Il existe un manque certain de matière première. Madagascar en regorge mais tout ce qui est de qualité fini dans des containers et part à l’exportation, principalement en chine. L’artisanat doit se contenter la plupart du temps de matières premières médiocres voir carrément de produits recyclables (mot gentillet pour évider de dire à base de déchets).

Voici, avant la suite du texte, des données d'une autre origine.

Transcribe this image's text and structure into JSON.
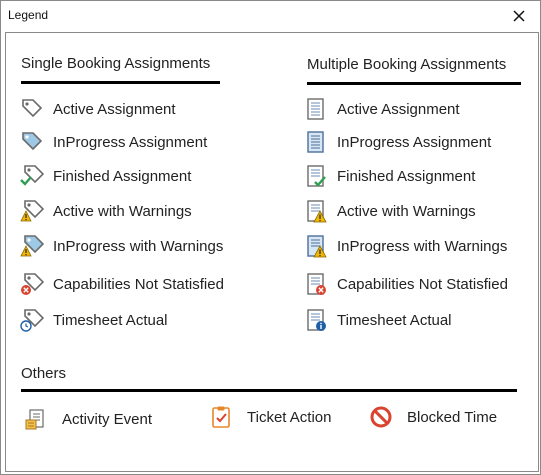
{
  "window": {
    "title": "Legend",
    "close_glyph": "✕"
  },
  "single": {
    "heading": "Single Booking Assignments",
    "items": [
      {
        "label": "Active Assignment",
        "icon": "tag-icon"
      },
      {
        "label": "InProgress Assignment",
        "icon": "tag-filled-icon"
      },
      {
        "label": "Finished Assignment",
        "icon": "tag-check-icon"
      },
      {
        "label": "Active with Warnings",
        "icon": "tag-warning-icon"
      },
      {
        "label": "InProgress with Warnings",
        "icon": "tag-filled-warning-icon"
      },
      {
        "label": "Capabilities Not Statisfied",
        "icon": "tag-error-icon"
      },
      {
        "label": "Timesheet Actual",
        "icon": "tag-clock-icon"
      }
    ]
  },
  "multiple": {
    "heading": "Multiple Booking Assignments",
    "items": [
      {
        "label": "Active Assignment",
        "icon": "document-icon"
      },
      {
        "label": "InProgress Assignment",
        "icon": "document-filled-icon"
      },
      {
        "label": "Finished Assignment",
        "icon": "document-check-icon"
      },
      {
        "label": "Active with Warnings",
        "icon": "document-warning-icon"
      },
      {
        "label": "InProgress with Warnings",
        "icon": "document-filled-warning-icon"
      },
      {
        "label": "Capabilities Not Statisfied",
        "icon": "document-error-icon"
      },
      {
        "label": "Timesheet Actual",
        "icon": "document-info-icon"
      }
    ]
  },
  "others": {
    "heading": "Others",
    "items": [
      {
        "label": "Activity Event",
        "icon": "activity-event-icon"
      },
      {
        "label": "Ticket Action",
        "icon": "clipboard-check-icon"
      },
      {
        "label": "Blocked Time",
        "icon": "blocked-icon"
      }
    ]
  },
  "colors": {
    "tag_fill": "#9ec9e6",
    "tag_stroke": "#6b6b6b",
    "doc_fill": "#d6e6f4",
    "warning": "#f2b705",
    "error": "#d9432f",
    "check": "#2e9e52",
    "info": "#1f5fa8",
    "blocked": "#d9432f",
    "clipboard": "#e8872a"
  }
}
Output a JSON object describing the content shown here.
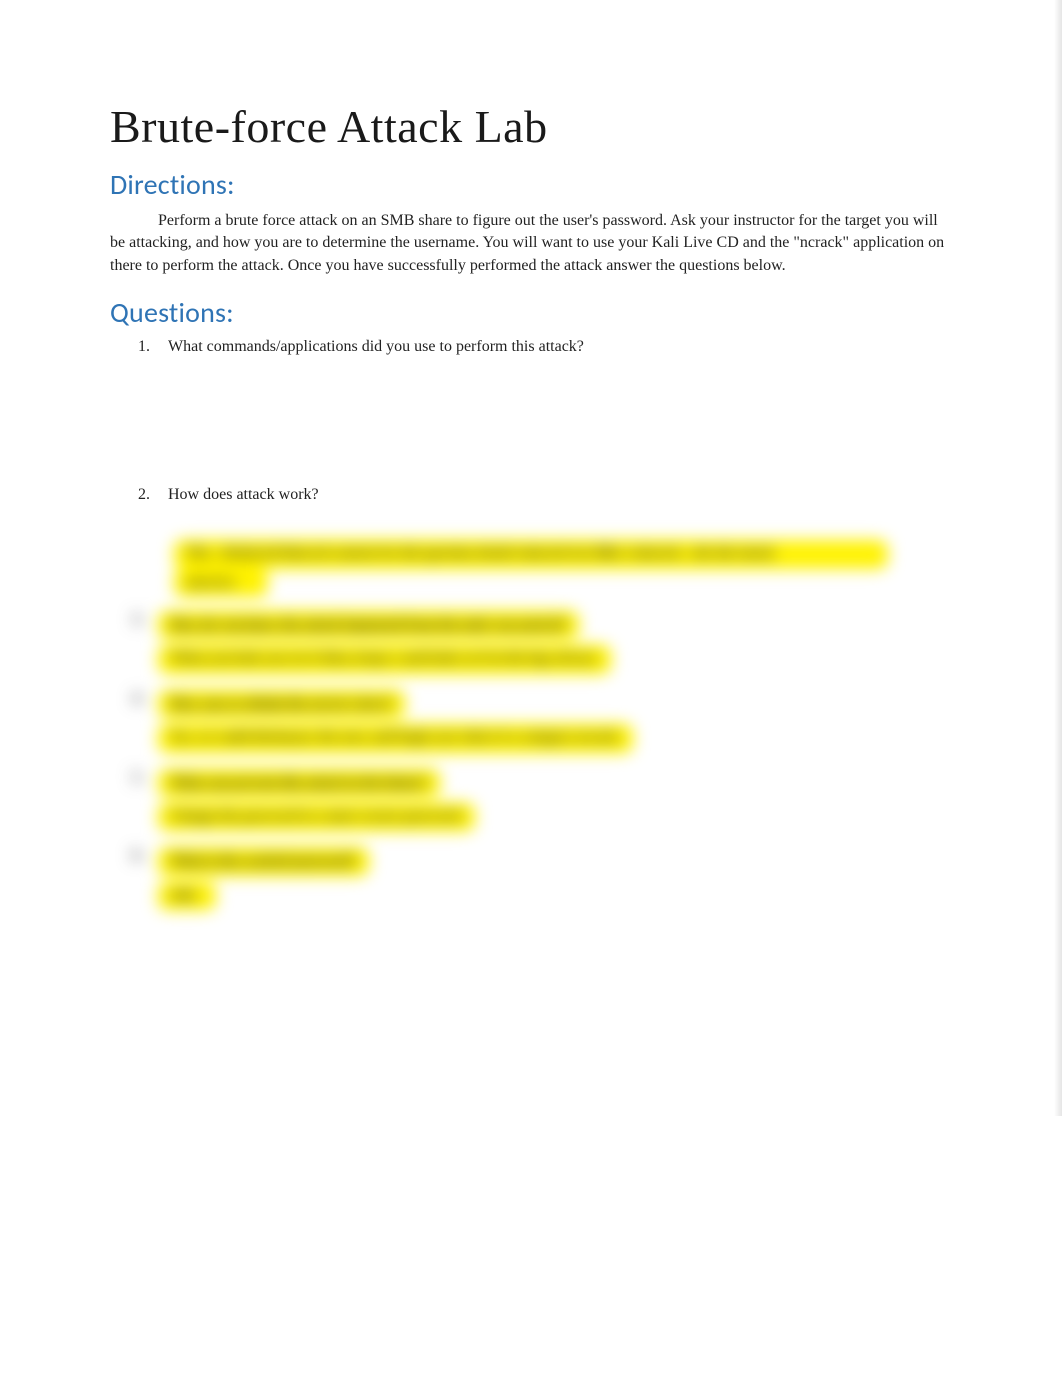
{
  "title": "Brute-force Attack Lab",
  "sections": {
    "directions_heading": "Directions:",
    "directions_body": "Perform a brute force attack on an SMB share to figure out the user's password.     Ask your instructor for the target you will be attacking, and how you are to determine the username.      You will want to use your Kali Live CD and the \"ncrack\" application on there to perform the attack.  Once you have successfully performed the attack answer the questions below.",
    "questions_heading": "Questions:",
    "questions": [
      "What commands/applications did you use to perform this attack?",
      "How does attack work?"
    ]
  },
  "blurred": {
    "intro_line1": "The…Redacted blurred content for lab question detail redacted text filler redacted…the lab attack",
    "intro_line2": "answers.",
    "items": [
      {
        "q": "How do you know the attack happened from the tools you used of?",
        "a": "When you look you see it then, keeps a and looks at it in the logs always."
      },
      {
        "q": "How can we obtain the server's keys?",
        "a": "Yes, we could dictionary the user, and begin you where it a category ncrack."
      },
      {
        "q": "What can prevent this attack in the future?",
        "a": "Change the password to a more secure password."
      },
      {
        "q": "What is the cracked password?",
        "a": "adm"
      }
    ]
  }
}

On peut noter un manque cruel de créativité. L’artisanat se copie, il existe très peu de nouveauté tant d’un point de vue du design que de l’harmonisation des couleurs. Qui un jour ne s’est pas demandé pourquoi trouve-t-on aux 4 coins de l’île des girafes en raphia alors que cet animal est absent de Madagascar ? L’artisanat à donc besoin de formation dans tous les domaines, création, conception, fabrication… Autre exemple : les sculpteurs sur bois font des prouesses. Le seul hic, c’est qu’ils travaillent un bois vert et qu’ils ne prennent pas le temps de le faire secher correctement dès leur oeuvre achevé. Le risque ? L’article acheté par le touriste, se fissurera passé quelques semaines. Pour vende plus cher, cela passe obligatoirement par une augmentation de la qualité des produits.

Le financement est une autre partie à développer pour pouvoir aider durablement l’artisanat malgache. Beaucoup travaille avec très peu de moyen, possèdant quasiment pas de stock, ils ne peuvent faire fasse à un accroissement des commandes clients. Il faut développer et moderniser l’outil de production en permettant aux entrepreneurs d’emprunter facilement.